HOLLOW BODY HOLD
Follow along with Andrew Dettelbach for some quick tips on how to properly perform MonkeyFeet hollow body holds. Please use a weight that is most comfortable for you.
Hollow body hold with the Monkeyfoot, if you only have one Monkeyfoot, no worries, you're just going to need to do both sides for equal time. So you're going to lift and hold this position. You want to start by tucking the pelvis under, and pulling the ribs down so you are pressing the back flat to the floor. From here, the legs and the arms will lift up, but if you notice here, my belly wants to bulge out quite a bit, I don't quite have the strength to hold this weighted. If you do, good for you, otherwise I'm going to modify it.

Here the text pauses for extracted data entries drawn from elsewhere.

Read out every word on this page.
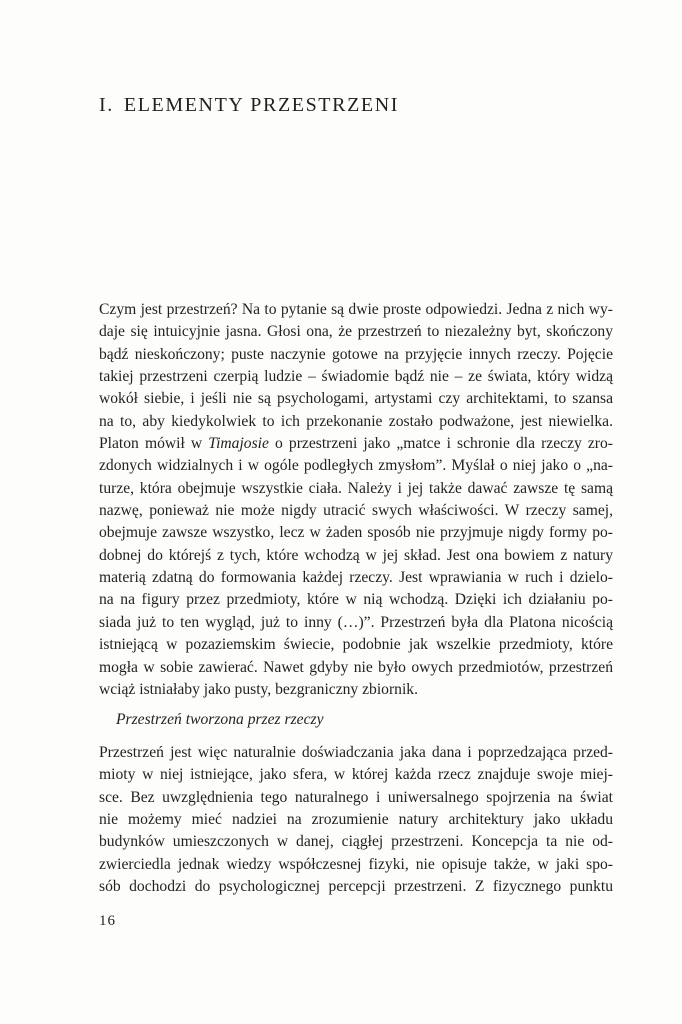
I. ELEMENTY PRZESTRZENI
Czym jest przestrzeń? Na to pytanie są dwie proste odpowiedzi. Jedna z nich wy-
daje się intuicyjnie jasna. Głosi ona, że przestrzeń to niezależny byt, skończony
bądź nieskończony; puste naczynie gotowe na przyjęcie innych rzeczy. Pojęcie
takiej przestrzeni czerpią ludzie – świadomie bądź nie – ze świata, który widzą
wokół siebie, i jeśli nie są psychologami, artystami czy architektami, to szansa
na to, aby kiedykolwiek to ich przekonanie zostało podważone, jest niewielka.
Platon mówił w Timajosie o przestrzeni jako „matce i schronie dla rzeczy zro-
zdonych widzialnych i w ogóle podległych zmysłom”. Myślał o niej jako o „na-
turze, która obejmuje wszystkie ciała. Należy i jej także dawać zawsze tę samą
nazwę, ponieważ nie może nigdy utracić swych właściwości. W rzeczy samej,
obejmuje zawsze wszystko, lecz w żaden sposób nie przyjmuje nigdy formy po-
dobnej do którejś z tych, które wchodzą w jej skład. Jest ona bowiem z natury
materią zdatną do formowania każdej rzeczy. Jest wprawiania w ruch i dzielo-
na na figury przez przedmioty, które w nią wchodzą. Dzięki ich działaniu po-
siada już to ten wygląd, już to inny (…)”. Przestrzeń była dla Platona nicością
istniejącą w pozaziemskim świecie, podobnie jak wszelkie przedmioty, które
mogła w sobie zawierać. Nawet gdyby nie było owych przedmiotów, przestrzeń
wciąż istniałaby jako pusty, bezgraniczny zbiornik.
Przestrzeń tworzona przez rzeczy
Przestrzeń jest więc naturalnie doświadczania jaka dana i poprzedzająca przed-
mioty w niej istniejące, jako sfera, w której każda rzecz znajduje swoje miej-
sce. Bez uwzględnienia tego naturalnego i uniwersalnego spojrzenia na świat
nie możemy mieć nadziei na zrozumienie natury architektury jako układu
budynków umieszczonych w danej, ciągłej przestrzeni. Koncepcja ta nie od-
zwierciedla jednak wiedzy współczesnej fizyki, nie opisuje także, w jaki spo-
sób dochodzi do psychologicznej percepcji przestrzeni. Z fizycznego punktu
16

I’m going to bring either the legs higher up so I’m holding this hollow position where I can pull my belly in here. Full exhale. Or I’m going to bend the knees 90 degrees, or I’m going to fully tuck so I'm actually pulling the knees into me using my hip flexors a little bit, and I'm still lifting that upper body off the floor. Back just farted against the floor, call that a bart… so keeping that nice and tucked in, lifting that upper body, arms are straight, if this is too much you can bring the arms to your head, if that's too much you can use some assistance pulling yourself in. And at that point, if you're needing that much assistance, probably want to start without weight, but this would be the full hollow body hold without that Monkeyfoot.